J’avais presque 30 ans, ma mère était malade, allongée, elle lisait des romans. Ma copine, mes amis, en lisaient aussi. J’avais envie de partager, je me suis remis à lire. J’avais gardé le goût de la narration mais compris de mes années post bac que la langue, la structure et le rythme comptaient. Je me suis remis à lire et j’ai découvert Olivia Rosenthal, Maylis de Kerangal, Jakuta Alikavazovic, Alice Zeniter, Hélène Frappat, Hélène Gaudy, Laurent Binet, Tristan Garcia, Martine Sonnet. J’ai lu Que font les rennes après Noël ? et je me suis rendu compte qu’Olivia Rosenthal était partie d’entretiens, peut-être un peu comme j’avais fait pendant ma thèse. J’ai lu Naissance d’un pont et Maylis de Kerangal utilisait des termes techniques, du vocabulaire des chantiers et de la construction, et elle en faisait des phrases avec un souffle pas possible. J’ai lu Sombre dimanche et HHhH et ils partaient de l’histoire, j’ai lu Londres-Louxor et ça parlait d’une guerre encore toute proche, j’ai lu Atelier 62 et il y avait en alternance le monde ouvrier et les souvenirs d’enfance de l’autrice, de son père forgeron chez Renault. J’ai lu Mémoires de la jungle, où le narrateur est un singe, et j’ai aimé le travail sur la langue.

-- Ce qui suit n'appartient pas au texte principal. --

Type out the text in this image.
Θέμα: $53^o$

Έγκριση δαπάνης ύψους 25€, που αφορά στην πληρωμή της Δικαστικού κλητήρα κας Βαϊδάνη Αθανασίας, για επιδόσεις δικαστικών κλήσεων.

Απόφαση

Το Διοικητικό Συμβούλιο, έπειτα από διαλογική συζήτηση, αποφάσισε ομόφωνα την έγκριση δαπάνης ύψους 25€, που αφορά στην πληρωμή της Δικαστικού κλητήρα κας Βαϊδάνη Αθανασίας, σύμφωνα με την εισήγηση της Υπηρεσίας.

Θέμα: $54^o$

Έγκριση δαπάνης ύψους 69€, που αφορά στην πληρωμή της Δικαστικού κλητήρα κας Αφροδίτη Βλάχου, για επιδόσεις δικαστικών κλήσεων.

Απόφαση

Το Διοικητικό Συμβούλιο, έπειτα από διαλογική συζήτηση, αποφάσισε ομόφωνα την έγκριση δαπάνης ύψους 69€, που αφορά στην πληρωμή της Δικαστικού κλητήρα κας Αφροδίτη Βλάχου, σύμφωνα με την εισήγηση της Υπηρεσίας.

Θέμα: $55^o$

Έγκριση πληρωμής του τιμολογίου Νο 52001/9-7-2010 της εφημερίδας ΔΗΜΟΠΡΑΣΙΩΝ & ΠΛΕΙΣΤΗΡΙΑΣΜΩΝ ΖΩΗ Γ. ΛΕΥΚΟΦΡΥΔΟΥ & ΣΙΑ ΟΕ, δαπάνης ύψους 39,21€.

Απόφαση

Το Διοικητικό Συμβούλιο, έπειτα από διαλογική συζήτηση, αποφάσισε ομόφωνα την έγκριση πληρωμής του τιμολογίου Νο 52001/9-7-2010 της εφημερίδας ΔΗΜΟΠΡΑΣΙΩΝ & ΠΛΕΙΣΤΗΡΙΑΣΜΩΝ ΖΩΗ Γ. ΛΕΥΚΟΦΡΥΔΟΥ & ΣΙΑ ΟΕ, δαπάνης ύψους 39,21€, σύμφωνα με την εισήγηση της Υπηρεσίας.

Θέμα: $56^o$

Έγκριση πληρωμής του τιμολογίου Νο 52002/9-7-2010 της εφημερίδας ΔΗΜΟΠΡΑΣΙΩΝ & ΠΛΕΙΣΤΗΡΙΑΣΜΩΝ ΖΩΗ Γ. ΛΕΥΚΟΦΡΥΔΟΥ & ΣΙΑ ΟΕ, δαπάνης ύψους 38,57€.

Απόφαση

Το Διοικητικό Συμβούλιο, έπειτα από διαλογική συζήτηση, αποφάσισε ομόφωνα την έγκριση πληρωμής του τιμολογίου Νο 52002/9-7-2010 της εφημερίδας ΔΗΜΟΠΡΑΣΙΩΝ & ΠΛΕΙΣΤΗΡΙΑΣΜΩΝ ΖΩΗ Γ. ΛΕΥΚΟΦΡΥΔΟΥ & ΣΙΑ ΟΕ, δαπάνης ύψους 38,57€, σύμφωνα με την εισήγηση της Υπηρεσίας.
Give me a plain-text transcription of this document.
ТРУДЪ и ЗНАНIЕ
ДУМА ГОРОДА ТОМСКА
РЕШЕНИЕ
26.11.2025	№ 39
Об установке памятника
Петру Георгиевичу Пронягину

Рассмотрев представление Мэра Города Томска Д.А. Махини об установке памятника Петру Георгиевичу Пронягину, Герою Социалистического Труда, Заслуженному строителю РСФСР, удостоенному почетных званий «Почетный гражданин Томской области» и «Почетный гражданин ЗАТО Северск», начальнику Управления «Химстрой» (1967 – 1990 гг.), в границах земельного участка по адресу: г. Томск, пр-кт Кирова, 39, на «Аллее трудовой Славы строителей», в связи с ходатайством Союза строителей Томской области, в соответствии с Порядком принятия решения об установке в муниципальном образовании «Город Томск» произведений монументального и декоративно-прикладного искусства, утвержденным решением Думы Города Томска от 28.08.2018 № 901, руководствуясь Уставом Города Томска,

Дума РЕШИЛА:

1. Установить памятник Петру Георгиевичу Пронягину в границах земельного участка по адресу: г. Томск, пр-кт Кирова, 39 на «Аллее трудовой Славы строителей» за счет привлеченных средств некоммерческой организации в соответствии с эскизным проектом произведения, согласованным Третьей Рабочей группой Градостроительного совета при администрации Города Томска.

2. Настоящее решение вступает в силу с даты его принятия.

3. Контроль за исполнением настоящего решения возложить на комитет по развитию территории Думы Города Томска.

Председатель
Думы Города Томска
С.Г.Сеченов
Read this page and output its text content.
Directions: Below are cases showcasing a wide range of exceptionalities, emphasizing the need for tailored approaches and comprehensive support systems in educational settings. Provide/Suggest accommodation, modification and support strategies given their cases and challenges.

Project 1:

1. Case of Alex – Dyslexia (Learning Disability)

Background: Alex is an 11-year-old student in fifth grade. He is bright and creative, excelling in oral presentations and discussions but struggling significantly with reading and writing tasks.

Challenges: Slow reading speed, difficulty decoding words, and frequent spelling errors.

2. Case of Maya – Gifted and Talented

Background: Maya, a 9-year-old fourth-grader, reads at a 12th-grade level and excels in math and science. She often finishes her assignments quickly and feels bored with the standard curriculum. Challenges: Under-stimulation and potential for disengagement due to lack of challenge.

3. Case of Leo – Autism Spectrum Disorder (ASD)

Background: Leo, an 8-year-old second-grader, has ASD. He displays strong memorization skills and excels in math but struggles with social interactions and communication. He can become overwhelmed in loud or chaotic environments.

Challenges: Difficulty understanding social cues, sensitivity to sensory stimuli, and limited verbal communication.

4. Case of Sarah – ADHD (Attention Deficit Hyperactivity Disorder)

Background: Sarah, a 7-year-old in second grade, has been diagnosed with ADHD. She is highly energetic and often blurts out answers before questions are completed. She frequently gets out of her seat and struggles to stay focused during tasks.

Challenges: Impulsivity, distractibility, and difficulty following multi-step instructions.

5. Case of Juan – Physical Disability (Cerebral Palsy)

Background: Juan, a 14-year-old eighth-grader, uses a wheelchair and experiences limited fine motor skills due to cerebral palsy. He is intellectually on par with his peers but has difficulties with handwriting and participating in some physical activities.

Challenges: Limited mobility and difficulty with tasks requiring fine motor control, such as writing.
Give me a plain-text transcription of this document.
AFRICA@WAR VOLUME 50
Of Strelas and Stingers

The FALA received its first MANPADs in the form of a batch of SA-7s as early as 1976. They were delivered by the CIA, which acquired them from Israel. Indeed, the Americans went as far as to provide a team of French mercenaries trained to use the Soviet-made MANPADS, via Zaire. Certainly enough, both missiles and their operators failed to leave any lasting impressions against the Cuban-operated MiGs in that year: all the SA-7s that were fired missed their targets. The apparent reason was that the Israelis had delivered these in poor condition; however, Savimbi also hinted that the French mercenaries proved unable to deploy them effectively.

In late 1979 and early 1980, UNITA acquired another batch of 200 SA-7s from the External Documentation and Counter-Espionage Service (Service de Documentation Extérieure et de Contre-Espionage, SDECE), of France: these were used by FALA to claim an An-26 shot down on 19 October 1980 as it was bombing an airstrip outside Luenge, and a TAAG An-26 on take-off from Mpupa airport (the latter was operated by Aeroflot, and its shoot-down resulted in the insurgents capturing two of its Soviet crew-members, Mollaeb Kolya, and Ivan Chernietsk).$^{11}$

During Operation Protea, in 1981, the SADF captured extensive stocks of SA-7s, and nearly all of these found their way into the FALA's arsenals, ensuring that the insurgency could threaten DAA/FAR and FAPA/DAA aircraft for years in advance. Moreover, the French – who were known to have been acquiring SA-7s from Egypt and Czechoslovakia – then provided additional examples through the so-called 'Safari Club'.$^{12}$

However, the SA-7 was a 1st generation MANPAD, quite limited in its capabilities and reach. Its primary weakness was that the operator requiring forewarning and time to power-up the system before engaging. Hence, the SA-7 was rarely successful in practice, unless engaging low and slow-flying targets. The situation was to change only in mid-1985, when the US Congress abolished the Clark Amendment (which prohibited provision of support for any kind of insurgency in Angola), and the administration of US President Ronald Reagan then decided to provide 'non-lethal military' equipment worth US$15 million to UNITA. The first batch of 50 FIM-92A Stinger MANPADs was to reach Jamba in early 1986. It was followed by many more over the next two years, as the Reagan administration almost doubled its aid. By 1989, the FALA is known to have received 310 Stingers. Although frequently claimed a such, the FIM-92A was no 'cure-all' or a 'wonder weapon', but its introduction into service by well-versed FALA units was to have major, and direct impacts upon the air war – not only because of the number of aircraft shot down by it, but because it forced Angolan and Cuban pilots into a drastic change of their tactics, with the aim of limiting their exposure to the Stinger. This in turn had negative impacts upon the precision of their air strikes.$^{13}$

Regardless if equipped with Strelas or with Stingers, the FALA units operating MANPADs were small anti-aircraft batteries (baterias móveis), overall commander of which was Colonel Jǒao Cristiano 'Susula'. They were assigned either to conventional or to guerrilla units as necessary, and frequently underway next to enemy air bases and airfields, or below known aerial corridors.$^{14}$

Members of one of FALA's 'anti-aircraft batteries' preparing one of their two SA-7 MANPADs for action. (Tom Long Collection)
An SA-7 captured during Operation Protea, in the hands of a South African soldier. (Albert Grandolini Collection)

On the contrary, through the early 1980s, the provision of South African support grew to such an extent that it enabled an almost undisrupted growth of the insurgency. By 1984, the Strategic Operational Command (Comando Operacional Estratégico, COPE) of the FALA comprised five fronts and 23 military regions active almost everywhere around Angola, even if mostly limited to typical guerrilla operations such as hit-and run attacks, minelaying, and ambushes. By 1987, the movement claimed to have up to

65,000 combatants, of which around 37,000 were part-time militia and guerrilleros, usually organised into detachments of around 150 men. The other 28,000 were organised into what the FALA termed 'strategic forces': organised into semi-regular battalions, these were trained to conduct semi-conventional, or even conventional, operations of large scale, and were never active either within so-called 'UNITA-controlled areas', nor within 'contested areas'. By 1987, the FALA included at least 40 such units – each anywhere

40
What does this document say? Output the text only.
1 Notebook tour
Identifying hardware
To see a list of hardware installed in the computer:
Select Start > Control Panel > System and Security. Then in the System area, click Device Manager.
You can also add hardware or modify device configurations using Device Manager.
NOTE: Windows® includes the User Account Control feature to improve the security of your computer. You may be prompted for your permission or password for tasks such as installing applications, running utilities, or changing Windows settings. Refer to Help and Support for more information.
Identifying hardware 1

Il m’est venu l’envie d’écrire. C’était une envie artistique laissée de côté pendant les années d’études, dans un contexte où il y avait du chômage, où je voulais être certain de m’assurer un emploi stable. Je ne sais pas dessiner je ne sais pas peindre ni sculpter je ne joue d’aucun instrument de musique. Un moment je me suis dit je veux faire des films ou bien écrire des scénarios. J’ai vite compris, c’était tellement aléatoire, je risquais de travailler pendant des années sans avoir jamais la moindre chance. Un livre, c’est plus simple, ça coûte moins cher, on l’écrit, on l’envoie, on attend. Aux archives départementales des Bouches-du-Rhône j’étais tombé, au cours de mes recherches pour un article sur les proxénètes noirs à Marseille dans les années 1920, sur un dossier judiciaire qui me fascinait. Ce fait divers, j’ai d’abord imaginé le transformer en bande dessinée. Mais la dessinatrice à qui je l’ai proposé a décliné. Alors j’ai décidé d’en faire un roman, un texte hybride dans lequel s’entremêlaient fiction et archives. Les mêmes documents que j’avais utilisés, pour mes recherches, comme preuves et arguments, prenaient dans le roman une dimension d’étrangeté poétique. Ils faisaient surgir le passé non dans la démarche scientifique qui était la mienne en histoire, mais dans un but artistique.
Cette séparation stricte entre les deux démarches, historique et littéraire, elle est claire pour moi à partir du moment où je me mets à écrire des romans, en 2010. Dans un cas, je produis des travaux scientifiques, livres ou articles. Des règles (connaissance de la bibliographie, usage de notes afin de prouver chaque affirmation) me conduisent à des résultats, que des pairs (historiens et historiennes) peuvent évaluer, sur la base de procédures partagées. Je suis enseignant-chercheur, c’est-à-dire que je transmets également mes recherches par l’enseignement. Dans l’autre cas, je me situe dans l’espace de la production de littérature contemporaine française, selon des règles qui ne sont pas aussi strictement définies que celles du travail universitaire (je développe plus longuement ces éléments ici : PATTIEU Sylvain, « « Là est son gibier ». Achoppements théoriques et pratiques d’un historien écrivain », Le Mouvement Social, 2019/4 (n° 269-270), p. 85-100. DOI : 10.3917/lms.269.0085. URL : https://www.cairn.info/revue-le-mouvement-social1-2019-4-page-85.htm). Je m’attache à travailler l’écriture et notamment des questions de langue et de rythme qui peuvent être absentes de mes productions d’historien. Il y a néanmoins, dans ce secteur à la fois éditorial et artistique, une organisation et une hiérarchie, dans laquelle j’occupe une place plutôt mineure : mes ouvrages ne sont pas, pour le moment hélas, de grands succès publics et ils ne sont pas tellement repérés par la critique.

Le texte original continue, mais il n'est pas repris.